Ingredients
- 2 ½ cups all-purpose flour
- 1 teaspoon baking soda
- ½ teaspoon baking powder
- 2 teaspoons pumpkin spice
- 1 teaspoon kosher salt
- 1 cup unsalted butter, softened
- 1 cup brown sugar, packed
- ½ cup of pumpkin puree
- 2 teaspoons pure vanilla extract
- 2 cups of chocolate chunks, divided (6 1.55 oz chocolate bars)
- 1 cup mini marshmallows
- 4-6 graham crackers broken into rectangle chunks about ¼-½ inch
Instructions
- Preheat the oven to 350 degrees Fahrenheit and line a baking sheet with parchment paper.
- Add the flour, baking soda, baking powder, pumpkin spice, and salt to a small mixing bowl and whisk to combine. Set aside.
- Add the butter, brown sugar, pumpkin puree, and vanilla extract to the bowl of a standing mixer and mix with the beater attachment on a medium speed until well combined (about 30 seconds – 1 minute).
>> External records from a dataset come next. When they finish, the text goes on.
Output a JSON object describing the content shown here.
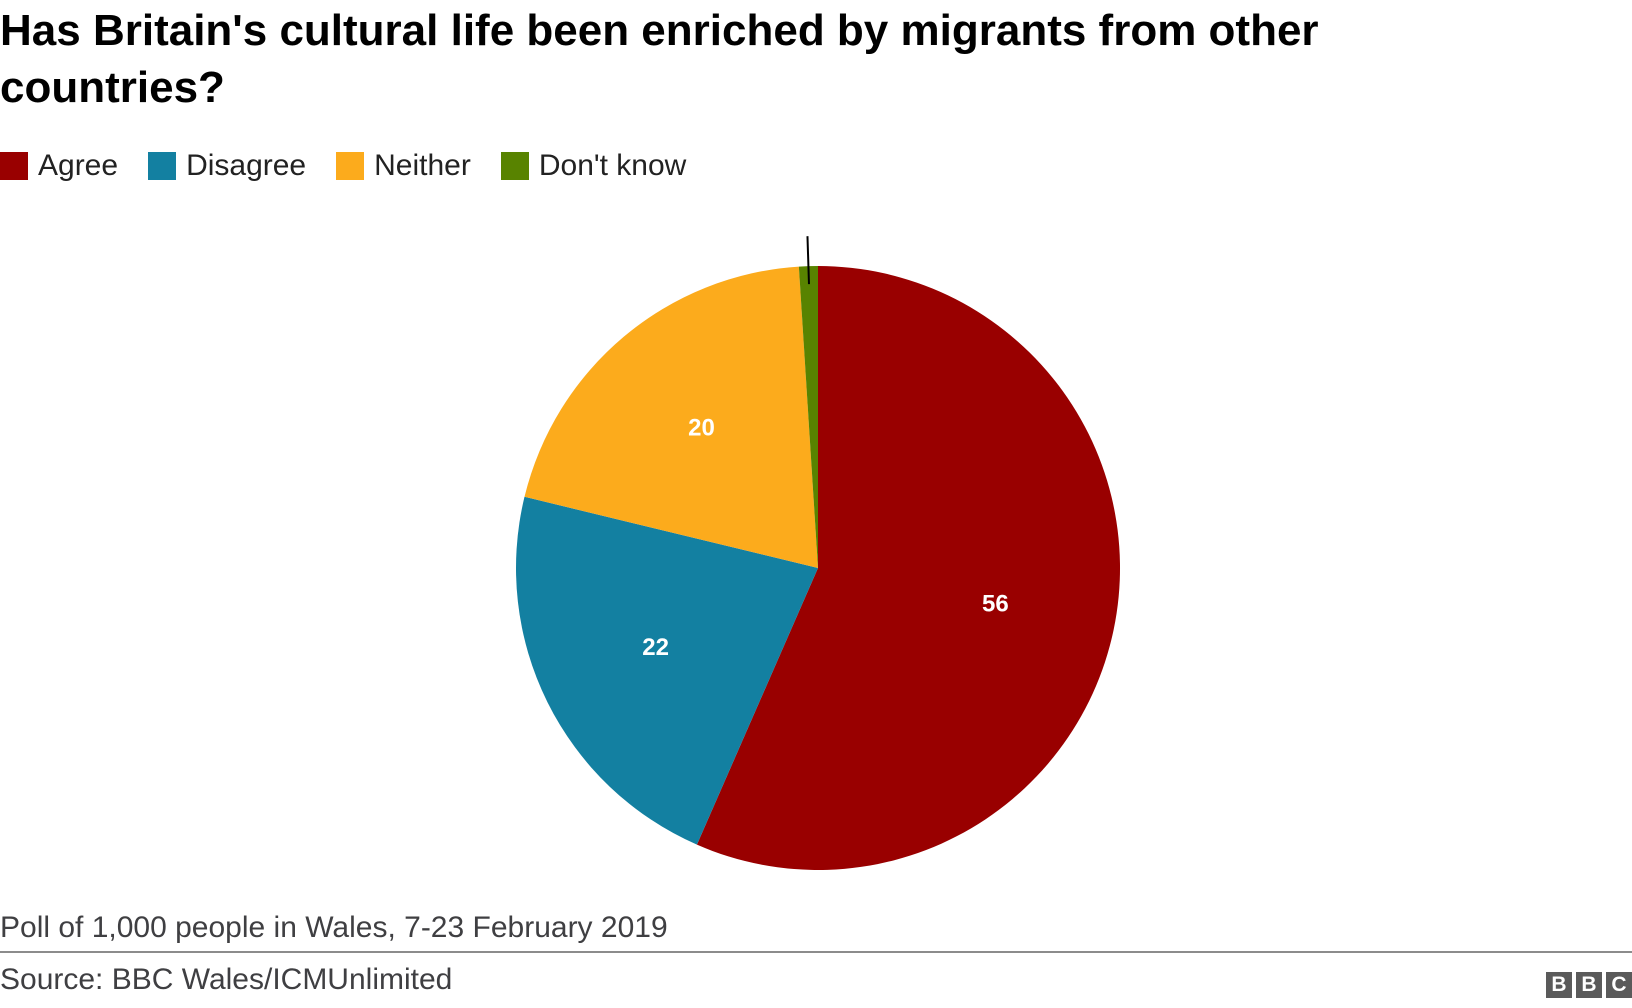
{
  "chart_data": {
    "type": "pie",
    "title": "Has Britain's cultural life been enriched by migrants from other countries?",
    "slices": [
      {
        "label": "Agree",
        "value": 56,
        "color": "#990000",
        "shown_label": "56"
      },
      {
        "label": "Disagree",
        "value": 22,
        "color": "#1380a1",
        "shown_label": "22"
      },
      {
        "label": "Neither",
        "value": 20,
        "color": "#fcab1c",
        "shown_label": "20"
      },
      {
        "label": "Don't know",
        "value": 1,
        "color": "#588300",
        "shown_label": ""
      }
    ],
    "legend": {
      "position": "top-left",
      "items": [
        "Agree",
        "Disagree",
        "Neither",
        "Don't know"
      ]
    }
  },
  "footer": {
    "note": "Poll of 1,000 people in Wales, 7-23 February 2019",
    "source": "Source: BBC Wales/ICMUnlimited"
  },
  "logo": {
    "letters": [
      "B",
      "B",
      "C"
    ]
  }
}
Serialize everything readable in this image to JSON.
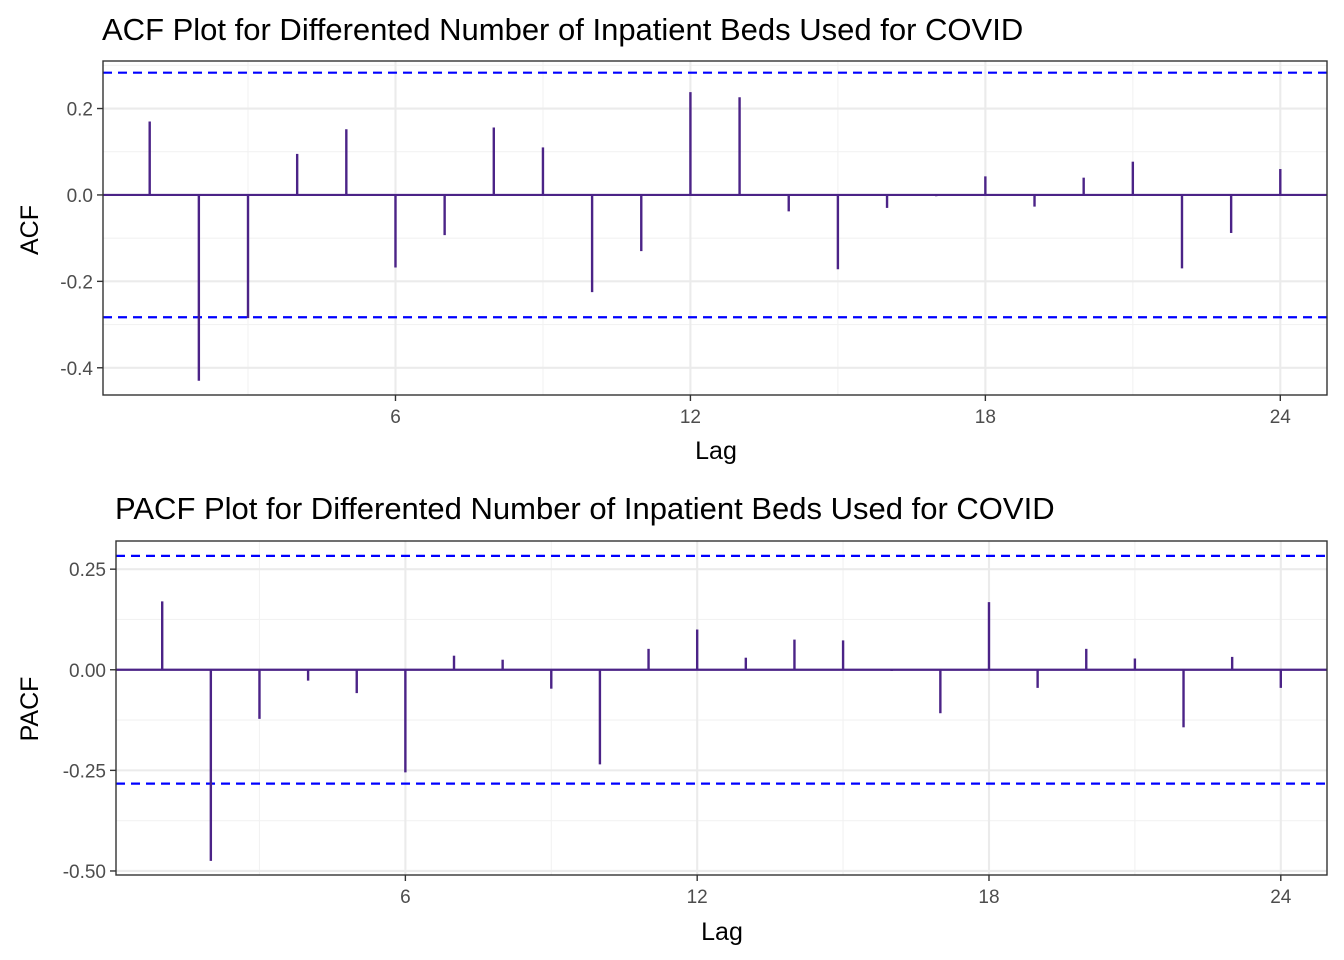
{
  "colors": {
    "bar": "#4b2387",
    "conf": "#0000ff",
    "zero": "#4b2387"
  },
  "chart_data": [
    {
      "type": "bar",
      "title": "ACF Plot for Differented Number of Inpatient Beds Used for COVID",
      "xlabel": "Lag",
      "ylabel": "ACF",
      "x_ticks": [
        6,
        12,
        18,
        24
      ],
      "x_tick_labels": [
        "6",
        "12",
        "18",
        "24"
      ],
      "xlim": [
        0.05,
        24.95
      ],
      "y_ticks": [
        -0.4,
        -0.2,
        0.0,
        0.2
      ],
      "y_tick_labels": [
        "-0.4",
        "-0.2",
        "0.0",
        "0.2"
      ],
      "ylim": [
        -0.463,
        0.31
      ],
      "conf_limit": 0.283,
      "grid": true,
      "lags": [
        1,
        2,
        3,
        4,
        5,
        6,
        7,
        8,
        9,
        10,
        11,
        12,
        13,
        14,
        15,
        16,
        17,
        18,
        19,
        20,
        21,
        22,
        23,
        24
      ],
      "values": [
        0.17,
        -0.43,
        -0.285,
        0.095,
        0.152,
        -0.168,
        -0.093,
        0.156,
        0.11,
        -0.225,
        -0.13,
        0.238,
        0.226,
        -0.038,
        -0.172,
        -0.03,
        -0.003,
        0.043,
        -0.027,
        0.04,
        0.077,
        -0.17,
        -0.088,
        0.06
      ]
    },
    {
      "type": "bar",
      "title": "PACF Plot for Differented Number of Inpatient Beds Used for COVID",
      "xlabel": "Lag",
      "ylabel": "PACF",
      "x_ticks": [
        6,
        12,
        18,
        24
      ],
      "x_tick_labels": [
        "6",
        "12",
        "18",
        "24"
      ],
      "xlim": [
        0.05,
        24.95
      ],
      "y_ticks": [
        -0.5,
        -0.25,
        0.0,
        0.25
      ],
      "y_tick_labels": [
        "-0.50",
        "-0.25",
        "0.00",
        "0.25"
      ],
      "ylim": [
        -0.51,
        0.32
      ],
      "conf_limit": 0.283,
      "grid": true,
      "lags": [
        1,
        2,
        3,
        4,
        5,
        6,
        7,
        8,
        9,
        10,
        11,
        12,
        13,
        14,
        15,
        16,
        17,
        18,
        19,
        20,
        21,
        22,
        23,
        24
      ],
      "values": [
        0.17,
        -0.475,
        -0.122,
        -0.027,
        -0.058,
        -0.255,
        0.035,
        0.025,
        -0.047,
        -0.235,
        0.052,
        0.1,
        0.03,
        0.075,
        0.073,
        -0.003,
        -0.108,
        0.168,
        -0.045,
        0.052,
        0.028,
        -0.143,
        0.032,
        -0.045
      ]
    }
  ]
}
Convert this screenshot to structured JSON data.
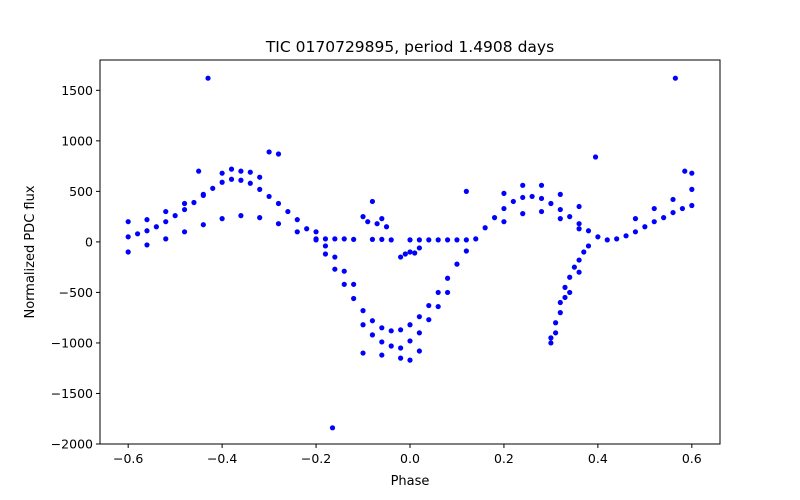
{
  "chart_data": {
    "type": "scatter",
    "title": "TIC 0170729895, period 1.4908 days",
    "xlabel": "Phase",
    "ylabel": "Normalized PDC flux",
    "xlim": [
      -0.66,
      0.66
    ],
    "ylim": [
      -2000,
      1800
    ],
    "xticks": [
      -0.6,
      -0.4,
      -0.2,
      0.0,
      0.2,
      0.4,
      0.6
    ],
    "xtick_labels": [
      "−0.6",
      "−0.4",
      "−0.2",
      "0.0",
      "0.2",
      "0.4",
      "0.6"
    ],
    "yticks": [
      -2000,
      -1500,
      -1000,
      -500,
      0,
      500,
      1000,
      1500
    ],
    "ytick_labels": [
      "−2000",
      "−1500",
      "−1000",
      "−500",
      "0",
      "500",
      "1000",
      "1500"
    ],
    "grid": false,
    "marker_color": "#0000ff",
    "series": [
      {
        "name": "flux",
        "points": [
          [
            -0.6,
            50
          ],
          [
            -0.58,
            80
          ],
          [
            -0.56,
            110
          ],
          [
            -0.54,
            150
          ],
          [
            -0.52,
            200
          ],
          [
            -0.5,
            260
          ],
          [
            -0.48,
            320
          ],
          [
            -0.46,
            390
          ],
          [
            -0.44,
            460
          ],
          [
            -0.42,
            530
          ],
          [
            -0.4,
            590
          ],
          [
            -0.38,
            620
          ],
          [
            -0.36,
            610
          ],
          [
            -0.34,
            580
          ],
          [
            -0.32,
            520
          ],
          [
            -0.3,
            450
          ],
          [
            -0.28,
            380
          ],
          [
            -0.26,
            300
          ],
          [
            -0.24,
            220
          ],
          [
            -0.22,
            130
          ],
          [
            -0.2,
            20
          ],
          [
            -0.18,
            -120
          ],
          [
            -0.16,
            -270
          ],
          [
            -0.14,
            -420
          ],
          [
            -0.12,
            -560
          ],
          [
            -0.1,
            -680
          ],
          [
            -0.08,
            -780
          ],
          [
            -0.06,
            -850
          ],
          [
            -0.04,
            -880
          ],
          [
            -0.02,
            -870
          ],
          [
            0.0,
            -820
          ],
          [
            0.02,
            -740
          ],
          [
            0.04,
            -630
          ],
          [
            0.06,
            -500
          ],
          [
            0.08,
            -360
          ],
          [
            0.1,
            -220
          ],
          [
            0.12,
            -90
          ],
          [
            0.14,
            30
          ],
          [
            0.16,
            140
          ],
          [
            0.18,
            240
          ],
          [
            0.2,
            330
          ],
          [
            0.22,
            400
          ],
          [
            0.24,
            440
          ],
          [
            0.26,
            450
          ],
          [
            0.28,
            430
          ],
          [
            0.3,
            380
          ],
          [
            0.32,
            320
          ],
          [
            0.34,
            250
          ],
          [
            0.36,
            180
          ],
          [
            0.38,
            110
          ],
          [
            0.4,
            50
          ],
          [
            0.42,
            20
          ],
          [
            0.44,
            30
          ],
          [
            0.46,
            60
          ],
          [
            0.48,
            100
          ],
          [
            0.5,
            150
          ],
          [
            0.52,
            200
          ],
          [
            0.54,
            240
          ],
          [
            0.56,
            290
          ],
          [
            0.58,
            330
          ],
          [
            0.6,
            360
          ],
          [
            -0.6,
            -100
          ],
          [
            -0.56,
            -30
          ],
          [
            -0.52,
            30
          ],
          [
            -0.48,
            100
          ],
          [
            -0.44,
            170
          ],
          [
            -0.4,
            230
          ],
          [
            -0.36,
            260
          ],
          [
            -0.32,
            240
          ],
          [
            -0.28,
            180
          ],
          [
            -0.24,
            100
          ],
          [
            -0.6,
            200
          ],
          [
            -0.56,
            220
          ],
          [
            -0.52,
            300
          ],
          [
            -0.48,
            380
          ],
          [
            -0.44,
            470
          ],
          [
            -0.4,
            680
          ],
          [
            -0.38,
            720
          ],
          [
            -0.36,
            700
          ],
          [
            -0.34,
            690
          ],
          [
            -0.32,
            640
          ],
          [
            0.2,
            480
          ],
          [
            0.24,
            560
          ],
          [
            0.28,
            560
          ],
          [
            0.32,
            470
          ],
          [
            0.36,
            350
          ],
          [
            0.48,
            230
          ],
          [
            0.52,
            330
          ],
          [
            0.56,
            420
          ],
          [
            0.6,
            520
          ],
          [
            0.6,
            680
          ],
          [
            0.2,
            200
          ],
          [
            0.24,
            280
          ],
          [
            0.28,
            300
          ],
          [
            0.32,
            230
          ],
          [
            0.36,
            130
          ],
          [
            -0.2,
            100
          ],
          [
            -0.18,
            -40
          ],
          [
            -0.16,
            -150
          ],
          [
            -0.14,
            -290
          ],
          [
            -0.12,
            -420
          ],
          [
            -0.1,
            -820
          ],
          [
            -0.08,
            -920
          ],
          [
            -0.06,
            -990
          ],
          [
            -0.04,
            -1030
          ],
          [
            -0.02,
            -1050
          ],
          [
            0.0,
            -980
          ],
          [
            0.02,
            -900
          ],
          [
            0.04,
            -770
          ],
          [
            0.06,
            -640
          ],
          [
            0.08,
            -500
          ],
          [
            -0.2,
            30
          ],
          [
            -0.16,
            30
          ],
          [
            -0.12,
            25
          ],
          [
            -0.08,
            25
          ],
          [
            -0.04,
            20
          ],
          [
            0.0,
            20
          ],
          [
            0.04,
            20
          ],
          [
            0.08,
            20
          ],
          [
            0.12,
            20
          ],
          [
            -0.14,
            30
          ],
          [
            -0.06,
            25
          ],
          [
            0.02,
            20
          ],
          [
            0.06,
            20
          ],
          [
            0.1,
            20
          ],
          [
            -0.18,
            30
          ],
          [
            -0.09,
            200
          ],
          [
            -0.07,
            180
          ],
          [
            -0.05,
            150
          ],
          [
            -0.1,
            250
          ],
          [
            -0.06,
            230
          ],
          [
            -0.01,
            -120
          ],
          [
            0.01,
            -110
          ],
          [
            -0.02,
            -150
          ],
          [
            0.0,
            -100
          ],
          [
            0.02,
            -60
          ],
          [
            0.3,
            -950
          ],
          [
            0.31,
            -800
          ],
          [
            0.32,
            -600
          ],
          [
            0.33,
            -450
          ],
          [
            0.34,
            -350
          ],
          [
            0.35,
            -250
          ],
          [
            0.36,
            -180
          ],
          [
            0.37,
            -100
          ],
          [
            0.38,
            -40
          ],
          [
            0.3,
            -1000
          ],
          [
            0.32,
            -700
          ],
          [
            0.34,
            -500
          ],
          [
            0.36,
            -300
          ],
          [
            0.31,
            -900
          ],
          [
            0.33,
            -550
          ],
          [
            -0.1,
            -1100
          ],
          [
            -0.02,
            -1150
          ],
          [
            0.0,
            -1170
          ],
          [
            -0.06,
            -1120
          ],
          [
            0.02,
            -1080
          ],
          [
            -0.43,
            1620
          ],
          [
            0.565,
            1620
          ],
          [
            -0.165,
            -1840
          ],
          [
            -0.3,
            890
          ],
          [
            -0.28,
            870
          ],
          [
            0.395,
            840
          ],
          [
            0.12,
            500
          ],
          [
            0.585,
            700
          ],
          [
            -0.45,
            700
          ],
          [
            -0.08,
            400
          ]
        ]
      }
    ]
  }
}
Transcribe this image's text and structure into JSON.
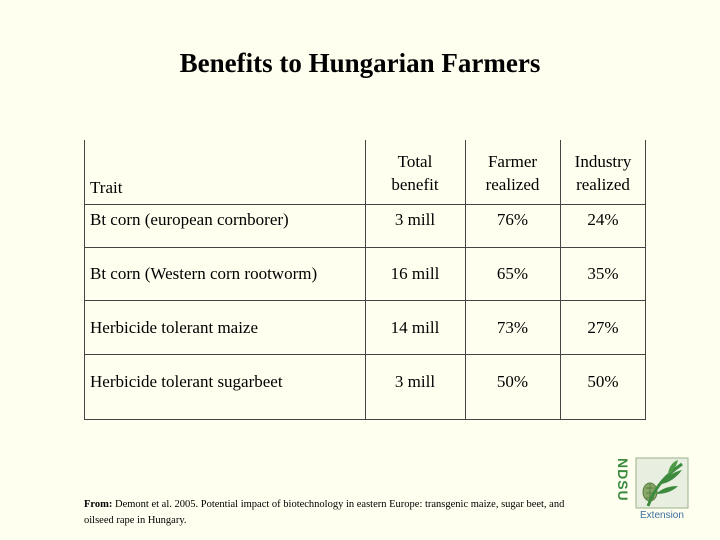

- Add the dry ingredients to the wet and lower the mixing speed to a medium-low. Mix until they’re just combined and there are no more streaks of flour. Scrape down the sides as necessary.
- Use a spatula to fold in your chocolate chunks, reserving ½ cup of chocolate chunks.
- Using a small cookie scoop, scoop out balls of dough and slightly flatten to a 2 ½ inch wide, ¾ inch thick puck. Create little nests with the graham cracker pieces on top and tuck the marshmallows and reserved chocolate pieces in between them.
- Bake for 14 minutes and let the cookies sit on the baking sheet for an additional 5 minutes before moving to a cooling rack.